My refusal to speak only upheld sexual oppression towards women. My inability to challenge the common way of thinking was basically akin to agreeing with every sentiment expressed. The opportunity to educate other men and attempt to change their viewpoint is one that a lot of women don’t get. They aren’t always in our groupchats or isolated breakrooms.

Years after self-identifying as a male feminist I needed to realize that the best thing I could do was, just not. The things I did and the way I act day to day would be enough. I’m reminded of a quote by Susan Faludi:

When you call yourself a feminist, you’re assuming an identity. Feminism should be a system of principles and actions rather than a label or a brand.

Step Back.

I’m an open critic of the white-savior narrative that dominates a great majority of film and TV. The idea that white people are here to rescue and save others from themselves drives me crazy. Promotes an idea that they’re innately good, and others are inherently savage and helpless.

What does that have to do with feminism? Men do the same shit.

A lot of male feminists come off to me as Mr. Meeseeks from Rick & Morty.

Just as I would be taken aback by someone white leading the discussion on racial equality, I have to understand how it’d look in this instance.

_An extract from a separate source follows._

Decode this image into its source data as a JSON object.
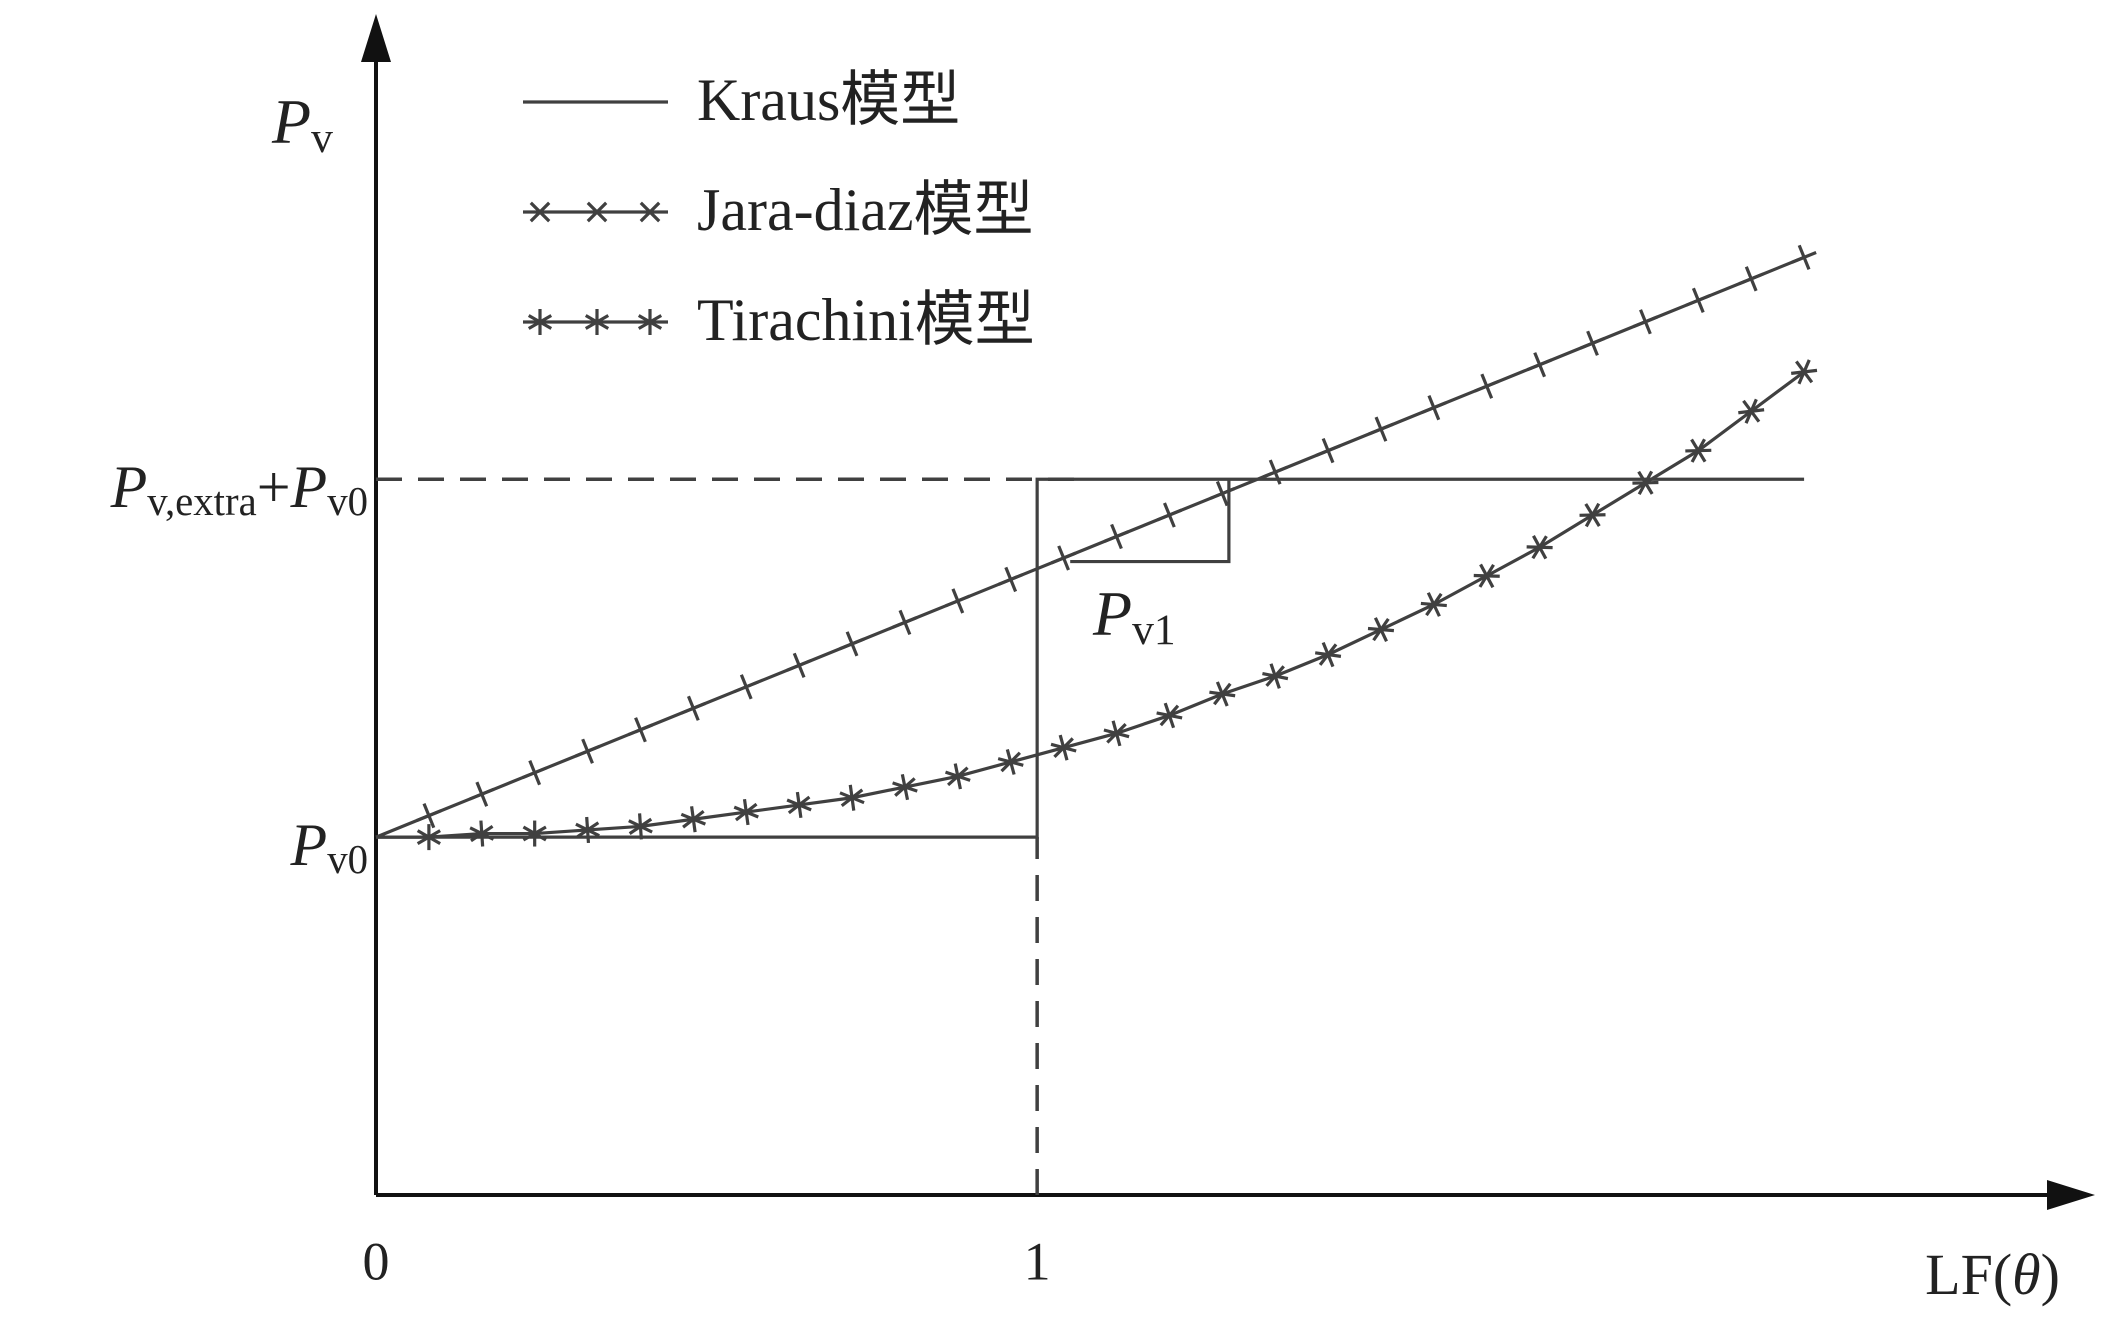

Women have to lead this movement. Yes, feminism isn’t about women over men but gender equality, but they’re the ones fighting to be level. It takes listening to and understanding those voices for one to be down.A lot of male feminists to me come off as Meeseeks from Rick & Morty.

“I’m Mr. Meeseeks, look at me!!”

Here to solve your problems! Male Feminist to the rescue! Ahh … no. It does become important for men to step back and have women lead. Though it does still mean that we must lend our voices and support. Just make sure that your voice doesn’t drown out those who already have a hard time being heard.

And because I prefer my feminism intersectional, it’s up to me to make sure I’m listening from all angles. Those marginalized in the every day feminism discussions because not only are they women, but minorities.

I’ll probably never take down my feminist shirt photo. Not until I get better at taking selfies. I will though stop feeling shame for saying I’m a feminist. Oh, and for being pro-cat, ‘cause the shirt says that too.